Dari Ummu Waroqoh, sesungguhnya Rasulullah berkunjung ke rumahnya, Nabi mengangkat seorang muazin supaya adzan di rumah itu, kemudian Nabi menjadi imam bagi keluarganya. (HR Abu Dawud)

Berjamaah yang tidak sah, diantaranya ialah:

Laki-laki berma’mum kepada wanita

Hal ini berdasarkan firman Allah, “Kaum laki-laki adalah pimpinan bagi kaum wanita.”

Hadits riwayat Ibnu Majah, “Ingatlah, jangan sekali-kali seorang wanita menjadi imam (pimpinan) bagi laki-laki.”

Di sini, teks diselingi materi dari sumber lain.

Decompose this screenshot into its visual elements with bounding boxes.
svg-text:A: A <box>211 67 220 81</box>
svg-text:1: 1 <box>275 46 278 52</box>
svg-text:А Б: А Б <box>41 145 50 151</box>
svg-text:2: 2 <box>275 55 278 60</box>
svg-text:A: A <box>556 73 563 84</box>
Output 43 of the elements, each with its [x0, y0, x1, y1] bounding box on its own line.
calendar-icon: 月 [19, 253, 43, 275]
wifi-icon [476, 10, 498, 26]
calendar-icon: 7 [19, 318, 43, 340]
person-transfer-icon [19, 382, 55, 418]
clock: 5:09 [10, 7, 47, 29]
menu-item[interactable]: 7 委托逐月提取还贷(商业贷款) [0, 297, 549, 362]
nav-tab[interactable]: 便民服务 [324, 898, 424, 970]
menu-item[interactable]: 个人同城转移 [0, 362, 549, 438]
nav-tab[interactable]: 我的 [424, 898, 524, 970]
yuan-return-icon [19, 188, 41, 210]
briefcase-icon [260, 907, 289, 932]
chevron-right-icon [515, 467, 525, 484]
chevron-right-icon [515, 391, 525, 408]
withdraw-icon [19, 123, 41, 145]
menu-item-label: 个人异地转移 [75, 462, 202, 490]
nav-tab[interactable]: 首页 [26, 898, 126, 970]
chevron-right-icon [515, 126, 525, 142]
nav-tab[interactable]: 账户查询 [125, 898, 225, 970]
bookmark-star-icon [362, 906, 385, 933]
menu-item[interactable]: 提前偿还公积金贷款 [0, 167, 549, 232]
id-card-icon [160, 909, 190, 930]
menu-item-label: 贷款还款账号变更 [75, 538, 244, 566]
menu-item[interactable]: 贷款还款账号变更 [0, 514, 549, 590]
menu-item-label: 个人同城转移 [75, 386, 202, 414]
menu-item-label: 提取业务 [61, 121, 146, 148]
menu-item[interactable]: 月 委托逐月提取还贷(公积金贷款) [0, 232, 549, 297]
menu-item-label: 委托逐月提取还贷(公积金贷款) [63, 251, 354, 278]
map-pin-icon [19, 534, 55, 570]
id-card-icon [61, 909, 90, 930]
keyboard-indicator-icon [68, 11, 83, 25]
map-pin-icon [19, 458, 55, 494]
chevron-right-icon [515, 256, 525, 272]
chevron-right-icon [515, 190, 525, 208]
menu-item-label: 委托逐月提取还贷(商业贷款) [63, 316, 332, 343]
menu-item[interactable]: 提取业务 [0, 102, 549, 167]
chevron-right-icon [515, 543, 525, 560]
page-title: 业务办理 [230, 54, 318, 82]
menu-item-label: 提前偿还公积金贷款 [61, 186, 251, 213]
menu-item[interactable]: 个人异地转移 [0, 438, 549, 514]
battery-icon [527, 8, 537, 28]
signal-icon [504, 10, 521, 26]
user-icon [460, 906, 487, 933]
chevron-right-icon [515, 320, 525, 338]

Hadits riwayat Bukhari, “Suatu kaum tidak akan mendapatkan kebahagiaan apabila menyerahkan urusannya kepada seorang wanita.”

Laki-laki berma’mum kepada waria

Hal ini berdasarkan hadits riwayat Ibnu Majah, “Jangan sekali-kali seorang wanita menjadi imam bagi laki-laki.”

Waria berma’mum kepada wanita

Bentuk yang ketiga ini juga berdasarkan hadits di atas, karena makna hadits ini adalah jangan sekali-kali seorang wanita walaupun belum jelas kewanitaannya, menjadi imam bagi laki-laki walaupun belum jelas kelelakiannya, dengan demikian maka hadits ini dapat dijadikan dalil tidak sah nya berma’mum waria kepada wanita.

Waria berma’mum kepada waria

Tidak sah berma’mum waria kepada waria, ketetapan ini merupakan mafhun dari hadits Ibnu Majah bahwa orang yang belum jelas jenis kelaminnya tidak boleh berma’mum kepada orang yang sejenis.